Rude, crude and un-PC, his remake is as profane as you can get and still receive a PG-13 rating. There’s nothing wholesome about it.

Joining forces with the men behind the equally brash Bad Santa — writers Glenn Ficarra and John Requa, and star Billy Bob Thornton — Linklater makes his intentions clear from the start: His camera pokes into an apple-pie perfect suburban house where a June Cleaver-style mom screams in horror at a gaggle of rats swarming from her basement. She’s hired the worst man for the job: exterminator and former pro baseball player Morris Buttermaker (Thornton), the kind of guy who keeps a six-pack and a fifth of whiskey at the ready in case he needs a mid-morning boilermaker or two. If Buttermaker is a bad exterminator, he’s an even worse Little League coach, a job forced on him by an uptight lawyer (Marcia Gay Harden). Buttermaker must cobble together a team out of the dregs of the league, a motley crew of out-of-shape, timid and delinquent minors. The only thing worse than his apathy is the team’s skill level, which he improves somewhat by recruiting an ace pitcher, his estranged tomboy daughter Amanda (Sammi Kane Kraft). And in his drive to beat smug opposing coach Roy Bullock (Greg Kinnear), the Hooters-frequenting Buttermaker finds himself actually forming a bond with the little freaks and geeks.

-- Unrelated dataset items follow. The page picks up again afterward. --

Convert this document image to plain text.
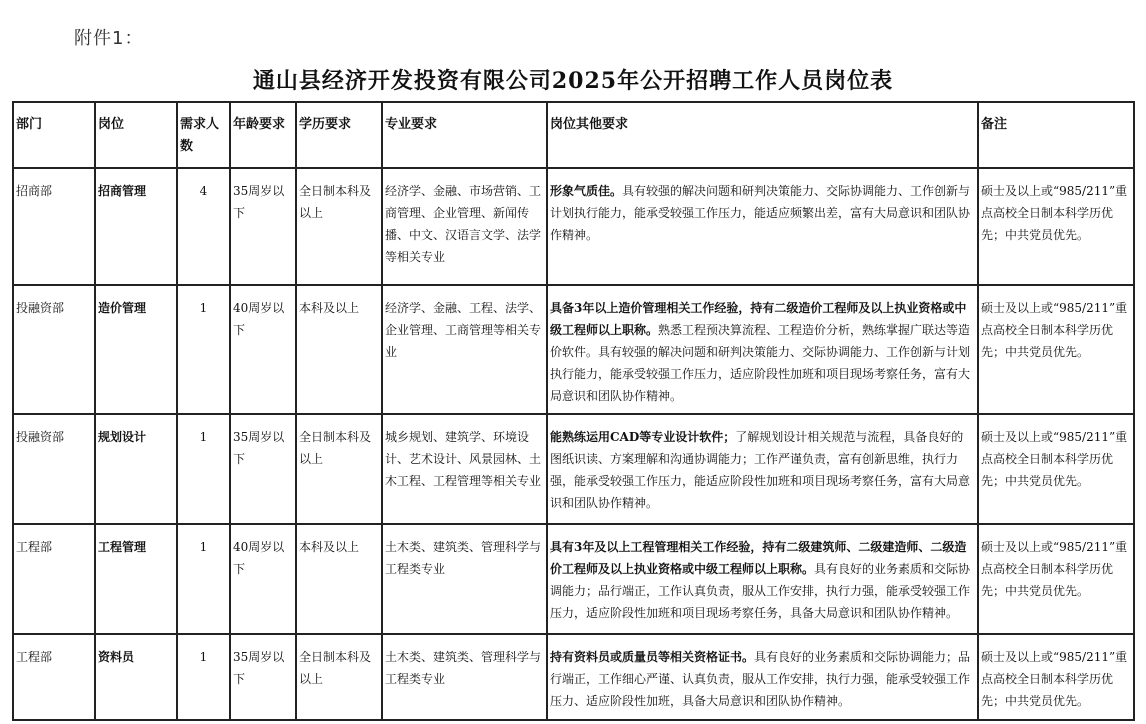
附件1：
通山县经济开发投资有限公司2025年公开招聘工作人员岗位表
部门	岗位	需求人数	年龄要求	学历要求	专业要求	岗位其他要求	备注
招商部	招商管理	4	35周岁以下	全日制本科及以上	经济学、金融、市场营销、工商管理、企业管理、新闻传播、中文、汉语言文学、法学等相关专业	形象气质佳。具有较强的解决问题和研判决策能力、交际协调能力、工作创新与计划执行能力，能承受较强工作压力，能适应频繁出差，富有大局意识和团队协作精神。	硕士及以上或“985/211”重点高校全日制本科学历优先；中共党员优先。
投融资部	造价管理	1	40周岁以下	本科及以上	经济学、金融、工程、法学、企业管理、工商管理等相关专业	具备3年以上造价管理相关工作经验，持有二级造价工程师及以上执业资格或中级工程师以上职称。熟悉工程预决算流程、工程造价分析，熟练掌握广联达等造价软件。具有较强的解决问题和研判决策能力、交际协调能力、工作创新与计划执行能力，能承受较强工作压力，适应阶段性加班和项目现场考察任务，富有大局意识和团队协作精神。	硕士及以上或“985/211”重点高校全日制本科学历优先；中共党员优先。
投融资部	规划设计	1	35周岁以下	全日制本科及以上	城乡规划、建筑学、环境设计、艺术设计、风景园林、土木工程、工程管理等相关专业	能熟练运用CAD等专业设计软件；了解规划设计相关规范与流程，具备良好的图纸识读、方案理解和沟通协调能力；工作严谨负责，富有创新思维，执行力强，能承受较强工作压力，能适应阶段性加班和项目现场考察任务，富有大局意识和团队协作精神。	硕士及以上或“985/211”重点高校全日制本科学历优先；中共党员优先。
工程部	工程管理	1	40周岁以下	本科及以上	土木类、建筑类、管理科学与工程类专业	具有3年及以上工程管理相关工作经验，持有二级建筑师、二级建造师、二级造价工程师及以上执业资格或中级工程师以上职称。具有良好的业务素质和交际协调能力；品行端正，工作认真负责，服从工作安排，执行力强，能承受较强工作压力，适应阶段性加班和项目现场考察任务，具备大局意识和团队协作精神。	硕士及以上或“985/211”重点高校全日制本科学历优先；中共党员优先。
工程部	资料员	1	35周岁以下	全日制本科及以上	土木类、建筑类、管理科学与工程类专业	持有资料员或质量员等相关资格证书。具有良好的业务素质和交际协调能力；品行端正，工作细心严谨、认真负责，服从工作安排，执行力强，能承受较强工作压力、适应阶段性加班，具备大局意识和团队协作精神。	硕士及以上或“985/211”重点高校全日制本科学历优先；中共党员优先。
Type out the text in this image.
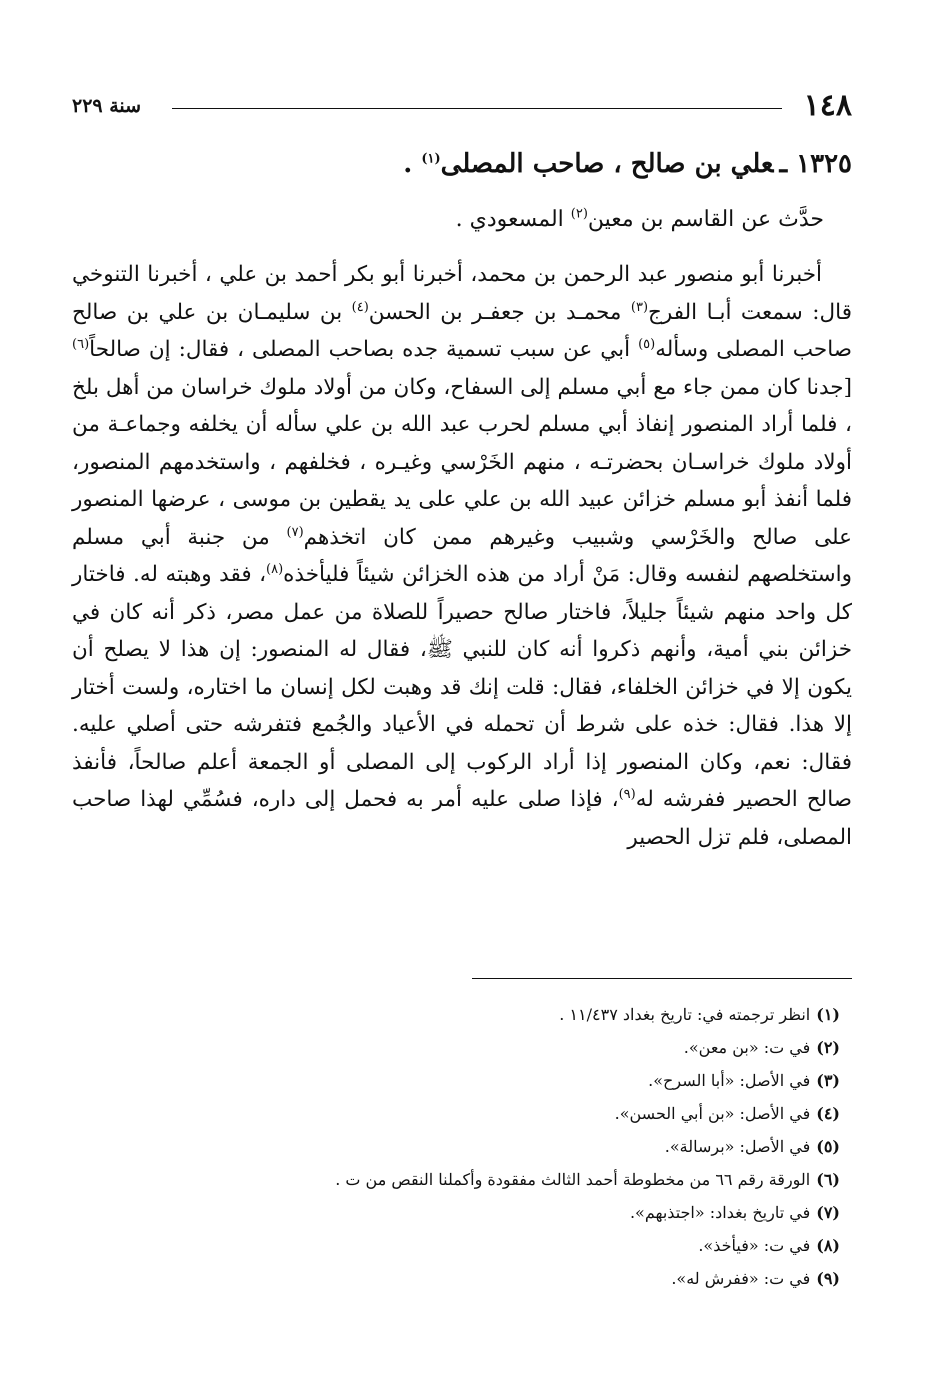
١٤٨
سنة ٢٢٩
١٣٢٥ ـعلي بن صالح ، صاحب المصلى$^{(١)}$ .
حدَّث عن القاسم بن معين$^{(٢)}$ المسعودي .

أخبرنا أبو منصور عبد الرحمن بن محمد، أخبرنا أبو بكر أحمد بن علي ، أخبرنا التنوخي قال: سمعت أبـا الفرج$^{(٣)}$ محمـد بن جعفـر بن الحسن$^{(٤)}$ بن سليمـان بن علي بن صالح صاحب المصلى وسأله$^{(٥)}$ أبي عن سبب تسمية جده بصاحب المصلى ، فقال: إن صالحاً$^{(٦)}$ [جدنا كان ممن جاء مع أبي مسلم إلى السفاح، وكان من أولاد ملوك خراسان من أهل بلخ ، فلما أراد المنصور إنفاذ أبي مسلم لحرب عبد الله بن علي سأله أن يخلفه وجماعـة من أولاد ملوك خراسـان بحضرتـه ، منهم الخَرْسي وغيـره ، فخلفهم ، واستخدمهم المنصور، فلما أنفذ أبو مسلم خزائن عبيد الله بن علي على يد يقطين بن موسى ، عرضها المنصور على صالح والخَرْسي وشبيب وغيرهم ممن كان اتخذهم$^{(٧)}$ من جنبة أبي مسلم واستخلصهم لنفسه وقال: مَنْ أراد من هذه الخزائن شيئاً فليأخذه$^{(٨)}$، فقد وهبته له. فاختار كل واحد منهم شيئاً جليلاً، فاختار صالح حصيراً للصلاة من عمل مصر، ذكر أنه كان في خزائن بني أمية، وأنهم ذكروا أنه كان للنبي ﷺ، فقال له المنصور: إن هذا لا يصلح أن يكون إلا في خزائن الخلفاء، فقال: قلت إنك قد وهبت لكل إنسان ما اختاره، ولست أختار إلا هذا. فقال: خذه على شرط أن تحمله في الأعياد والجُمع فتفرشه حتى أصلي عليه. فقال: نعم، وكان المنصور إذا أراد الركوب إلى المصلى أو الجمعة أعلم صالحاً، فأنفذ صالح الحصير ففرشه له$^{(٩)}$، فإذا صلى عليه أمر به فحمل إلى داره، فسُمِّي لهذا صاحب المصلى، فلم تزل الحصير

(١)انظر ترجمته في: تاريخ بغداد ١١/٤٣٧ .
(٢)في ت: «بن معن».
(٣)في الأصل: «أبا السرح».
(٤)في الأصل: «بن أبي الحسن».
(٥)في الأصل: «برسالة».
(٦)الورقة رقم ٦٦ من مخطوطة أحمد الثالث مفقودة وأكملنا النقص من ت .
(٧)في تاريخ بغداد: «اجتذبهم».
(٨)في ت: «فيأخذ».
(٩)في ت: «ففرش له».
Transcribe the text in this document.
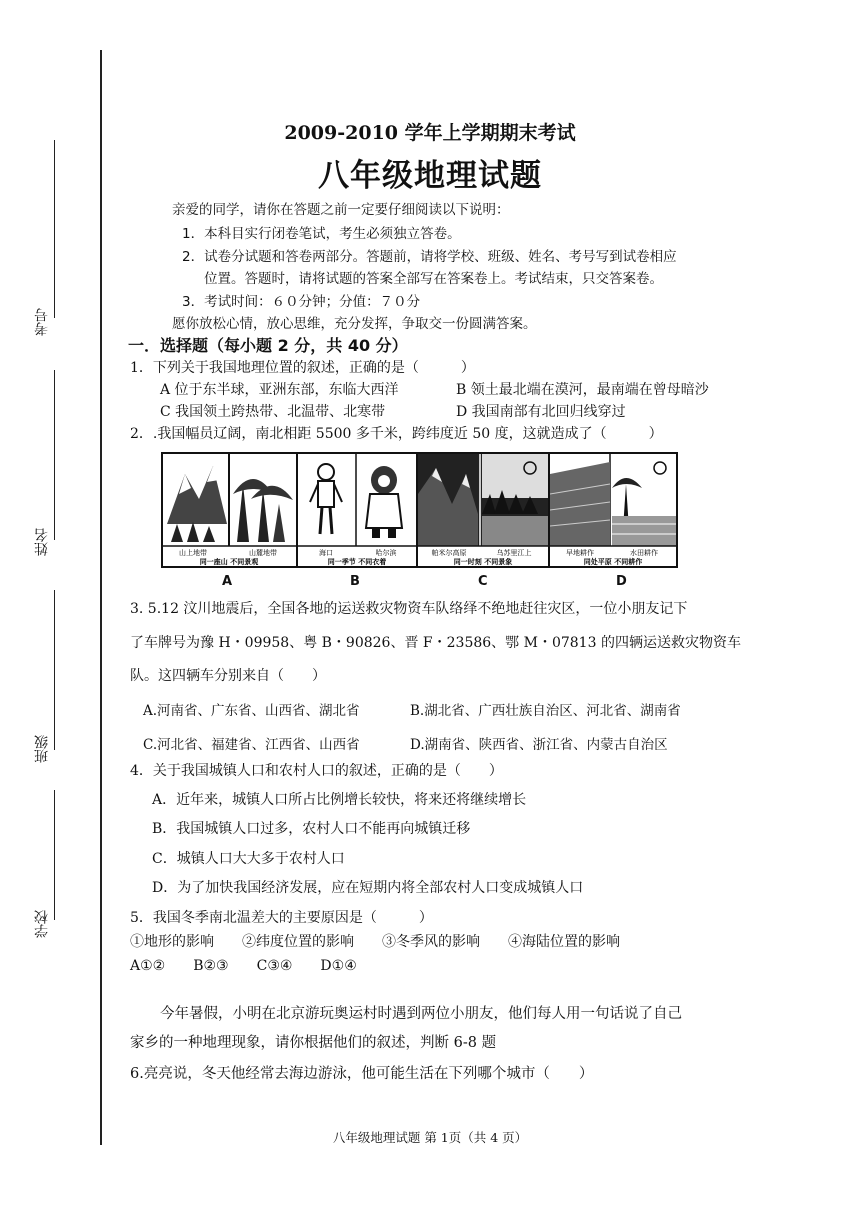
考号
姓名
班级
学校
2009-2010 学年上学期期末考试
八年级地理试题
亲爱的同学，请你在答题之前一定要仔细阅读以下说明：
1．本科目实行闭卷笔试，考生必须独立答卷。
2．试卷分试题和答卷两部分。答题前，请将学校、班级、姓名、考号写到试卷相应
位置。答题时，请将试题的答案全部写在答案卷上。考试结束，只交答案卷。
3．考试时间：６０分钟；分值：７０分
愿你放松心情，放心思维，充分发挥，争取交一份圆满答案。
一．选择题（每小题 2 分，共 40 分）
1．下列关于我国地理位置的叙述，正确的是（　　　）
A 位于东半球，亚洲东部，东临大西洋	B 领土最北端在漠河，最南端在曾母暗沙
C 我国领土跨热带、北温带、北寒带	D 我国南部有北回归线穿过
2．.我国幅员辽阔，南北相距 5500 多千米，跨纬度近 50 度，这就造成了（　　　）
山上地带	山麓地带
同一座山 不同景观
海口	哈尔滨
同一季节 不同衣着
帕米尔高原	乌苏里江上
同一时刻 不同景象
早地耕作	水田耕作
同处平原 不同耕作
A	B	C	D
3. 5.12 汶川地震后，全国各地的运送救灾物资车队络绎不绝地赶往灾区，一位小朋友记下
了车牌号为豫 H・09958、粤 B・90826、晋 F・23586、鄂 M・07813 的四辆运送救灾物资车
队。这四辆车分别来自（　　）
A.河南省、广东省、山西省、湖北省	B.湖北省、广西壮族自治区、河北省、湖南省
C.河北省、福建省、江西省、山西省	D.湖南省、陕西省、浙江省、内蒙古自治区
4．关于我国城镇人口和农村人口的叙述，正确的是（　　）
A．近年来，城镇人口所占比例增长较快，将来还将继续增长
B．我国城镇人口过多，农村人口不能再向城镇迁移
C．城镇人口大大多于农村人口
D．为了加快我国经济发展，应在短期内将全部农村人口变成城镇人口
5．我国冬季南北温差大的主要原因是（　　　）
①地形的影响　　②纬度位置的影响　　③冬季风的影响　　④海陆位置的影响
A①②　　B②③　　C③④　　D①④
今年暑假，小明在北京游玩奥运村时遇到两位小朋友，他们每人用一句话说了自己
家乡的一种地理现象，请你根据他们的叙述，判断 6-8 题
6.亮亮说，冬天他经常去海边游泳，他可能生活在下列哪个城市（　　）
八年级地理试题 第 1页（共 4 页）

Like the original, this film isn’t so much about the all-American drive to win as it is about the national pastime of insult-hurling. To that end, you couldn’t ask for a better anti-hero than Thornton. He brings a different edge to the character than the W.C. Fields-like Matthau: Thornton’s Buttermaker comes from the world of strippers, Harleys and bar fights. “I haven’t paid for sex in years,” he helpfully explains to the kids at one point. Ficarra and Requa back him up with a script that makes the most of the past 30 years of pop culture references, everything from the Atkins diet to, in a hilarious underage sing-along, Eric Clapton’s “Cocaine.” Best of all, Linklater proves again that he can direct children to act as naturally on-screen as they do off of it. Most of the kids who play the Bears have never acted before, and Linklater’s roving camera picks up nothing but casual, unforced behavior from all of them. Unlike Will Ferrell’s recent kiddie baseball flick Kicking and Screaming, nothing the kids say feels like a scripted one-liner, and there’s plenty of screen time devoted to watching them actually play the game. Forget Ferrell and Adam Sandler’s brain-numbing Longest Yard remake: This is the sports comedy of the summer.